Au moins 33 femmes ont été tuées depuis le 1er janvier 2026 au Cameroun, dont 11 dans un contexte conjugal. Derrière ce chiffre froid se cache une réalité brûlante : dans la grande majorité des cas, la victime connaissait son meurtrier. Époux, fiancé, ex-compagnon — le danger venait de l’intérieur même du foyer.
33
FEMMES TUÉES
DEPUIS JAN. 2026
11
CONTEXTE
CONJUGAL
212
CAS OFFICIELS
2023–JAN. 2026
Des noms, pas des statistiques
À Evodoula, une femme a été mortellement attaquée à la machette par son époux. À Douala, une autre victime a subi le même sort. À Kousseri, une femme a été poignardée à mort par son mari. Ces cas, documentés par le collectif StopFéminicides237, illustrent une récurrence troublante : la proximité entre victimes et agresseurs n’est pas une exception, elle est la règle.
Le 19 mars 2026 a marqué un tournant dans la prise de conscience collective : le viol et le meurtre de Divine Mbarga Atangana, une fillette de 11 ans, dans le quartier Nkoabang à Yaoundé, ont provoqué une vague d’indignation sans précédent. L’auteur présumé, Moadambe Éric, était un visage familier de l’immeuble — l’un de ces voisins auxquels on confie ses enfants.
MARCHE DU 8 MARS 2026 — YAOUNDÉ
Des militantes défilent Boulevard du 30 mai à Yaoundé lors de la JIF 2026, transformée en journée de deuil © Focus Média Afrique
Le 8 mars sous le signe du deuil
La Journée internationale de la femme 2026 a pris une coloration inédite au Cameroun. Le pays la célébrait sous le thème « Justice pour toutes les femmes et les filles », choisi par le ministère de la Promotion de la femme et de la famille (MINPROFF). Mais dans les rues de Yaoundé et Douala, les banderoles portaient d’autres messages : « Stop féminicides 237 », « Justice pour nos sœurs ».
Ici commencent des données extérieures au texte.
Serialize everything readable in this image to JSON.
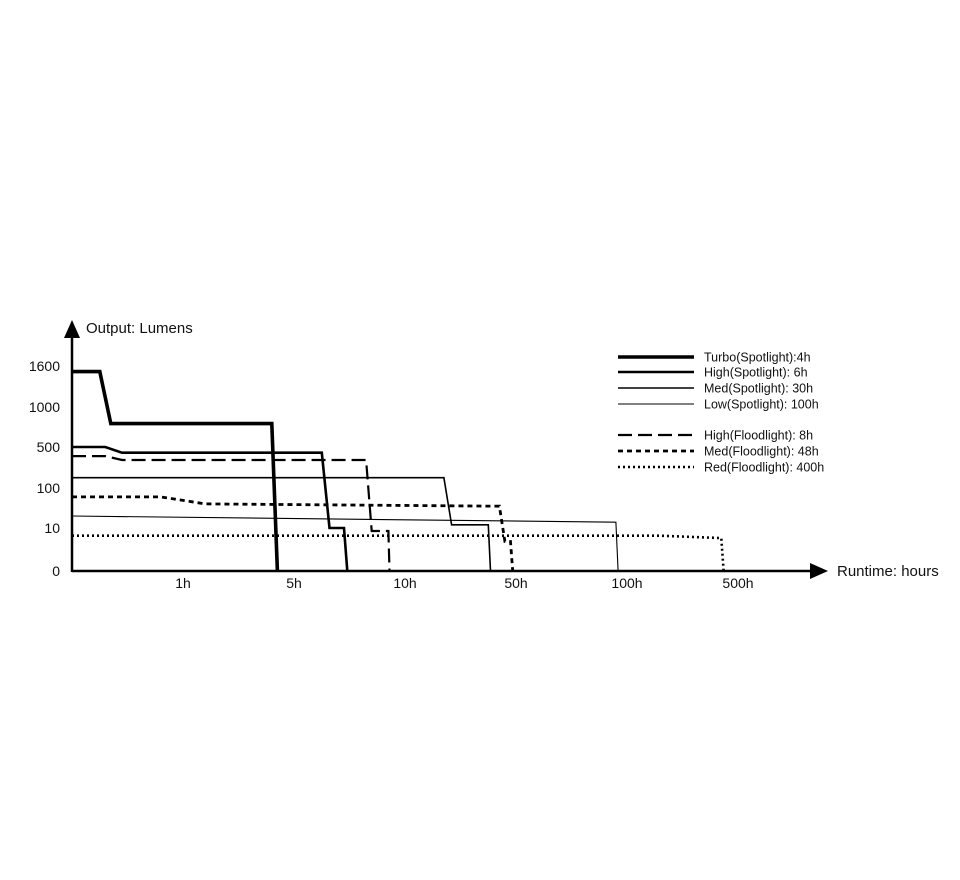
{
  "chart_data": {
    "type": "line",
    "title": "",
    "ylabel": "Output: Lumens",
    "xlabel": "Runtime: hours",
    "y_ticks": [
      "1600",
      "1000",
      "500",
      "100",
      "10",
      "0"
    ],
    "x_ticks": [
      "1h",
      "5h",
      "10h",
      "50h",
      "100h",
      "500h"
    ],
    "x_scale": "categorical-log",
    "y_scale": "categorical",
    "grid": false,
    "legend_position": "top-right",
    "series": [
      {
        "name": "Turbo(Spotlight):4h",
        "style": "thick-solid",
        "points": [
          [
            0,
            1500
          ],
          [
            0.25,
            1500
          ],
          [
            0.35,
            750
          ],
          [
            1.8,
            750
          ],
          [
            1.85,
            0
          ]
        ]
      },
      {
        "name": "High(Spotlight): 6h",
        "style": "medium-solid",
        "points": [
          [
            0,
            500
          ],
          [
            0.3,
            500
          ],
          [
            0.45,
            400
          ],
          [
            2.25,
            400
          ],
          [
            2.32,
            10
          ],
          [
            2.45,
            10
          ],
          [
            2.48,
            0
          ]
        ]
      },
      {
        "name": "Med(Spotlight): 30h",
        "style": "thin-solid",
        "points": [
          [
            0,
            150
          ],
          [
            3.35,
            150
          ],
          [
            3.42,
            12
          ],
          [
            3.75,
            12
          ],
          [
            3.77,
            0
          ]
        ]
      },
      {
        "name": "Low(Spotlight): 100h",
        "style": "hairline-solid",
        "points": [
          [
            0,
            20
          ],
          [
            4.9,
            14
          ],
          [
            4.92,
            0
          ]
        ]
      },
      {
        "name": "High(Floodlight): 8h",
        "style": "long-dash",
        "points": [
          [
            0,
            350
          ],
          [
            0.3,
            350
          ],
          [
            0.45,
            300
          ],
          [
            2.65,
            300
          ],
          [
            2.7,
            7
          ],
          [
            2.85,
            7
          ],
          [
            2.86,
            0
          ]
        ]
      },
      {
        "name": "Med(Floodlight): 48h",
        "style": "short-dash",
        "points": [
          [
            0,
            60
          ],
          [
            0.8,
            60
          ],
          [
            1.2,
            40
          ],
          [
            3.85,
            35
          ],
          [
            3.9,
            2
          ],
          [
            3.95,
            2
          ],
          [
            3.97,
            0
          ]
        ]
      },
      {
        "name": "Red(Floodlight): 400h",
        "style": "dotted",
        "points": [
          [
            0,
            4
          ],
          [
            5.3,
            4
          ],
          [
            5.85,
            3
          ],
          [
            5.87,
            0
          ]
        ]
      }
    ]
  }
}
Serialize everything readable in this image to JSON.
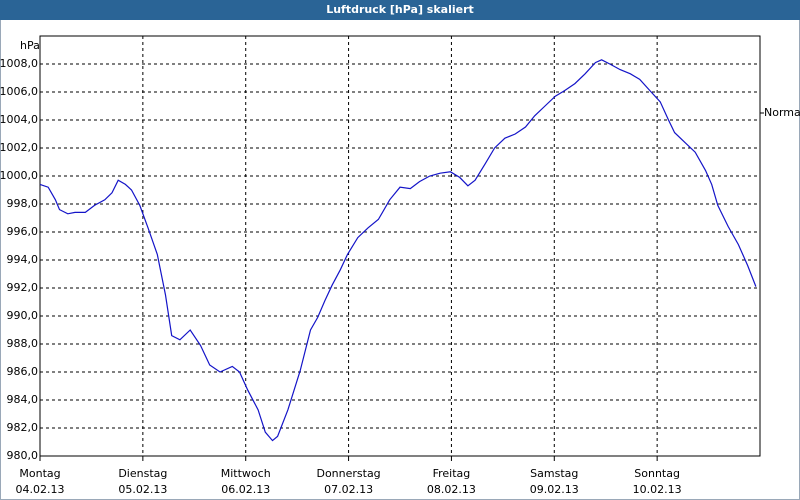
{
  "chart_data": {
    "type": "line",
    "title": "Luftdruck [hPa] skaliert",
    "y_label": "hPa",
    "x": [
      0,
      0.08,
      0.15,
      0.19,
      0.27,
      0.34,
      0.44,
      0.53,
      0.63,
      0.7,
      0.76,
      0.83,
      0.89,
      0.97,
      1.05,
      1.14,
      1.22,
      1.28,
      1.36,
      1.46,
      1.56,
      1.65,
      1.75,
      1.87,
      1.94,
      2.02,
      2.12,
      2.19,
      2.26,
      2.31,
      2.41,
      2.53,
      2.63,
      2.7,
      2.77,
      2.84,
      2.92,
      2.99,
      3.09,
      3.19,
      3.29,
      3.4,
      3.5,
      3.6,
      3.69,
      3.79,
      3.89,
      3.99,
      4.08,
      4.16,
      4.23,
      4.33,
      4.42,
      4.52,
      4.62,
      4.72,
      4.81,
      4.91,
      5.01,
      5.1,
      5.2,
      5.3,
      5.4,
      5.46,
      5.54,
      5.64,
      5.74,
      5.83,
      5.93,
      6.03,
      6.11,
      6.17,
      6.27,
      6.37,
      6.47,
      6.53,
      6.59,
      6.69,
      6.79,
      6.88,
      6.96
    ],
    "series": [
      {
        "color": "#1414c8",
        "values": [
          999.4,
          999.2,
          998.3,
          997.6,
          997.3,
          997.4,
          997.4,
          997.9,
          998.3,
          998.8,
          999.7,
          999.4,
          999.0,
          997.9,
          996.3,
          994.4,
          991.5,
          988.6,
          988.3,
          989.0,
          987.9,
          986.5,
          986.0,
          986.4,
          986.0,
          984.7,
          983.3,
          981.7,
          981.1,
          981.4,
          983.3,
          986.1,
          989.0,
          989.9,
          991.1,
          992.2,
          993.3,
          994.4,
          995.6,
          996.3,
          996.9,
          998.3,
          999.2,
          999.1,
          999.6,
          1000.0,
          1000.2,
          1000.3,
          999.9,
          999.3,
          999.7,
          1000.9,
          1002.0,
          1002.7,
          1003.0,
          1003.5,
          1004.3,
          1005.0,
          1005.7,
          1006.1,
          1006.6,
          1007.3,
          1008.1,
          1008.3,
          1008.0,
          1007.6,
          1007.3,
          1006.9,
          1006.1,
          1005.3,
          1004.0,
          1003.1,
          1002.4,
          1001.7,
          1000.4,
          999.4,
          997.9,
          996.4,
          995.1,
          993.6,
          992.1
        ]
      }
    ],
    "xlim": [
      0,
      7
    ],
    "xticks": [
      {
        "value": 0,
        "label": "Montag",
        "date": "04.02.13"
      },
      {
        "value": 1,
        "label": "Dienstag",
        "date": "05.02.13"
      },
      {
        "value": 2,
        "label": "Mittwoch",
        "date": "06.02.13"
      },
      {
        "value": 3,
        "label": "Donnerstag",
        "date": "07.02.13"
      },
      {
        "value": 4,
        "label": "Freitag",
        "date": "08.02.13"
      },
      {
        "value": 5,
        "label": "Samstag",
        "date": "09.02.13"
      },
      {
        "value": 6,
        "label": "Sonntag",
        "date": "10.02.13"
      }
    ],
    "ylim": [
      980,
      1010
    ],
    "yticks": [
      {
        "value": 980,
        "label": "980,0"
      },
      {
        "value": 982,
        "label": "982,0"
      },
      {
        "value": 984,
        "label": "984,0"
      },
      {
        "value": 986,
        "label": "986,0"
      },
      {
        "value": 988,
        "label": "988,0"
      },
      {
        "value": 990,
        "label": "990,0"
      },
      {
        "value": 992,
        "label": "992,0"
      },
      {
        "value": 994,
        "label": "994,0"
      },
      {
        "value": 996,
        "label": "996,0"
      },
      {
        "value": 998,
        "label": "998,0"
      },
      {
        "value": 1000,
        "label": "1000,0"
      },
      {
        "value": 1002,
        "label": "1002,0"
      },
      {
        "value": 1004,
        "label": "1004,0"
      },
      {
        "value": 1006,
        "label": "1006,0"
      },
      {
        "value": 1008,
        "label": "1008,0"
      }
    ],
    "reference": {
      "label": "Normal",
      "value": 1004.5
    },
    "grid": true
  }
}
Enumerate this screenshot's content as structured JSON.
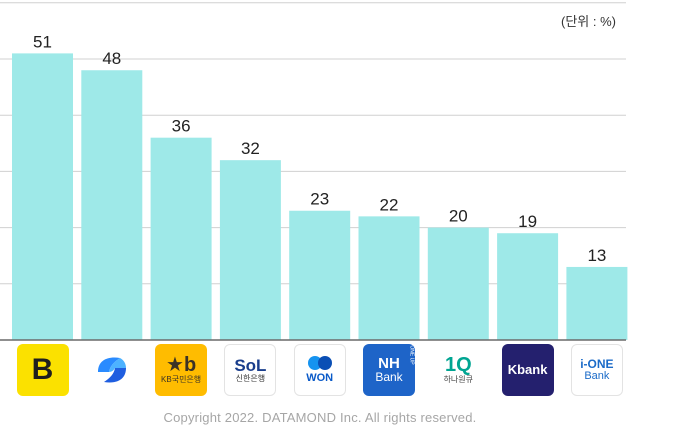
{
  "unit_label": "(단위 : %)",
  "copyright": "Copyright 2022. DATAMOND Inc. All rights reserved.",
  "colors": {
    "bar": "#9ee9e8",
    "grid": "#d0d0d0",
    "axis": "#6a6a6a",
    "label": "#222222"
  },
  "chart_data": {
    "type": "bar",
    "title": "",
    "xlabel": "",
    "ylabel": "",
    "unit": "%",
    "ylim": [
      0,
      60
    ],
    "grid": true,
    "categories": [
      "카카오뱅크",
      "토스",
      "KB국민은행",
      "신한은행",
      "우리은행",
      "NH농협은행",
      "하나은행",
      "케이뱅크",
      "IBK기업은행"
    ],
    "values": [
      51,
      48,
      36,
      32,
      23,
      22,
      20,
      19,
      13
    ]
  },
  "logos": [
    {
      "name": "kakaobank-logo",
      "icon": "kakaobank-b-icon",
      "text": "B",
      "sub": "",
      "bg": "#fbe100",
      "fg": "#1e1e1e",
      "border": ""
    },
    {
      "name": "toss-logo",
      "icon": "toss-blue-swirl-icon",
      "text": "",
      "sub": "",
      "bg": "#ffffff",
      "fg": "#1f6ef5",
      "border": ""
    },
    {
      "name": "kb-logo",
      "icon": "kb-star-icon",
      "text": "★b",
      "sub": "KB국민은행",
      "bg": "#ffbc00",
      "fg": "#3b3326",
      "border": ""
    },
    {
      "name": "shinhan-logo",
      "icon": "sol-icon",
      "text": "SoL",
      "sub": "신한은행",
      "bg": "#ffffff",
      "fg": "#1a3e8c",
      "border": "#e3e3e3"
    },
    {
      "name": "woori-won-logo",
      "icon": "won-circles-icon",
      "text": "WON",
      "sub": "",
      "bg": "#ffffff",
      "fg": "#0a5ac8",
      "border": "#e3e3e3"
    },
    {
      "name": "nh-logo",
      "icon": "nh-icon",
      "text": "NH",
      "sub": "Bank",
      "tag": "ONE UP",
      "bg": "#1e64c8",
      "fg": "#ffffff",
      "border": ""
    },
    {
      "name": "hana-logo",
      "icon": "1q-icon",
      "text": "1Q",
      "sub": "하나원큐",
      "bg": "#ffffff",
      "fg": "#00a592",
      "border": ""
    },
    {
      "name": "kbank-logo",
      "icon": "kbank-icon",
      "text": "Kbank",
      "sub": "",
      "bg": "#24206e",
      "fg": "#ffffff",
      "border": ""
    },
    {
      "name": "ibk-logo",
      "icon": "ione-icon",
      "text": "i-ONE",
      "sub": "Bank",
      "bg": "#ffffff",
      "fg": "#1b6bc8",
      "border": "#e3e3e3"
    }
  ]
}
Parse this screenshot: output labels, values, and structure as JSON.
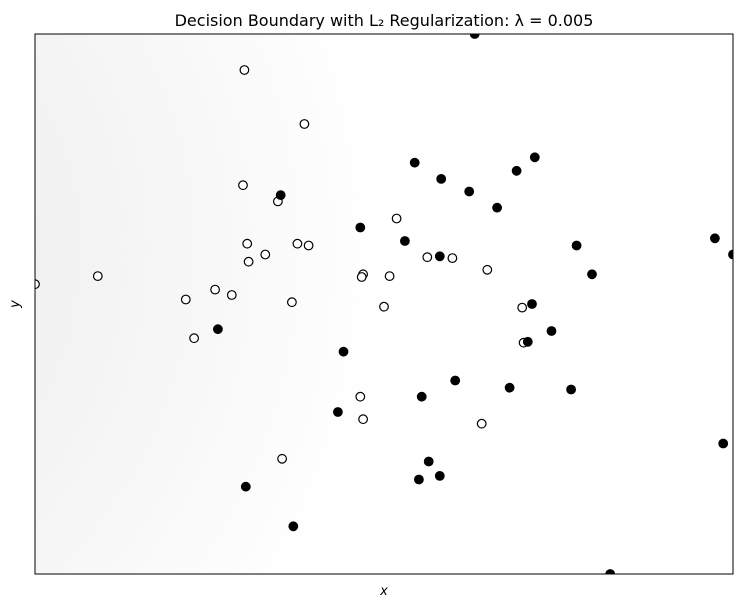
{
  "chart_data": {
    "type": "scatter",
    "title": "Decision Boundary with L₂ Regularization: λ = 0.005",
    "xlabel": "x",
    "ylabel": "y",
    "xlim": [
      -2.5,
      2.5
    ],
    "ylim": [
      -3.0,
      3.0
    ],
    "grid": false,
    "legend": false,
    "ticks": false,
    "background": {
      "description": "shaded decision region",
      "left_color": "#e6e6e6",
      "right_color": "#ffffff"
    },
    "series": [
      {
        "class": "class-0",
        "marker": "open-circle",
        "color": "#000000",
        "points": [
          [
            -1.0,
            2.6
          ],
          [
            -0.57,
            2.0
          ],
          [
            -1.01,
            1.32
          ],
          [
            -0.76,
            1.14
          ],
          [
            0.09,
            0.95
          ],
          [
            -0.98,
            0.67
          ],
          [
            -0.62,
            0.67
          ],
          [
            -0.85,
            0.55
          ],
          [
            -0.54,
            0.65
          ],
          [
            -0.97,
            0.47
          ],
          [
            0.31,
            0.52
          ],
          [
            0.49,
            0.51
          ],
          [
            -0.15,
            0.33
          ],
          [
            -0.16,
            0.3
          ],
          [
            0.04,
            0.31
          ],
          [
            0.74,
            0.38
          ],
          [
            -2.05,
            0.31
          ],
          [
            -2.5,
            0.22
          ],
          [
            -1.21,
            0.16
          ],
          [
            -1.42,
            0.05
          ],
          [
            -1.09,
            0.1
          ],
          [
            -0.66,
            0.02
          ],
          [
            0.0,
            -0.03
          ],
          [
            0.99,
            -0.04
          ],
          [
            -1.36,
            -0.38
          ],
          [
            1.0,
            -0.43
          ],
          [
            -0.17,
            -1.03
          ],
          [
            -0.15,
            -1.28
          ],
          [
            0.7,
            -1.33
          ],
          [
            -0.73,
            -1.72
          ]
        ]
      },
      {
        "class": "class-1",
        "marker": "filled-circle",
        "color": "#000000",
        "points": [
          [
            0.65,
            3.0
          ],
          [
            1.08,
            1.63
          ],
          [
            0.22,
            1.57
          ],
          [
            0.95,
            1.48
          ],
          [
            0.41,
            1.39
          ],
          [
            0.61,
            1.25
          ],
          [
            0.81,
            1.07
          ],
          [
            -0.74,
            1.21
          ],
          [
            -0.17,
            0.85
          ],
          [
            0.15,
            0.7
          ],
          [
            0.4,
            0.53
          ],
          [
            1.38,
            0.65
          ],
          [
            1.49,
            0.33
          ],
          [
            2.37,
            0.73
          ],
          [
            2.5,
            0.55
          ],
          [
            1.06,
            0.0
          ],
          [
            1.2,
            -0.3
          ],
          [
            -1.19,
            -0.28
          ],
          [
            -0.29,
            -0.53
          ],
          [
            1.03,
            -0.42
          ],
          [
            0.9,
            -0.93
          ],
          [
            1.34,
            -0.95
          ],
          [
            0.27,
            -1.03
          ],
          [
            -0.33,
            -1.2
          ],
          [
            0.51,
            -0.85
          ],
          [
            2.43,
            -1.55
          ],
          [
            0.32,
            -1.75
          ],
          [
            0.4,
            -1.91
          ],
          [
            0.25,
            -1.95
          ],
          [
            -0.99,
            -2.03
          ],
          [
            -0.65,
            -2.47
          ],
          [
            1.62,
            -3.0
          ]
        ]
      }
    ]
  }
}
« Combien de vies faudra-t-il encore sacrifier avant que l’État n’agisse avec fermeté ? »
— VIVIANE TATHI, MILITANTE FÉMINISTE CAMEROUNAISE
Une réponse institutionnelle en retard
La ministre des Affaires sociales, Pauline Irène Nguyen, a qualifié les crimes d’« inacceptables » et a condamné ce qu’elle a appelé une « série de féminicides ». Mais sa déclaration a été rendue publique quatre jours après le meurtre de Divine — un délai qui a cristallisé les critiques des organisations de la société civile. Ces dernières soulignent que le cadre juridique et institutionnel camerounais n’offre pas une protection adéquate aux femmes et aux enfants.
Du côté de la gendarmerie nationale, un message radio-porté daté du 9 avril 2026 a enjoint l’ensemble des unités à « intensifier la lutte contre les violences basées sur le genre ». Un signal fort, mais qui intervient tardivement dans un pays où ces violences restent largement sous-déclarées, selon les experts.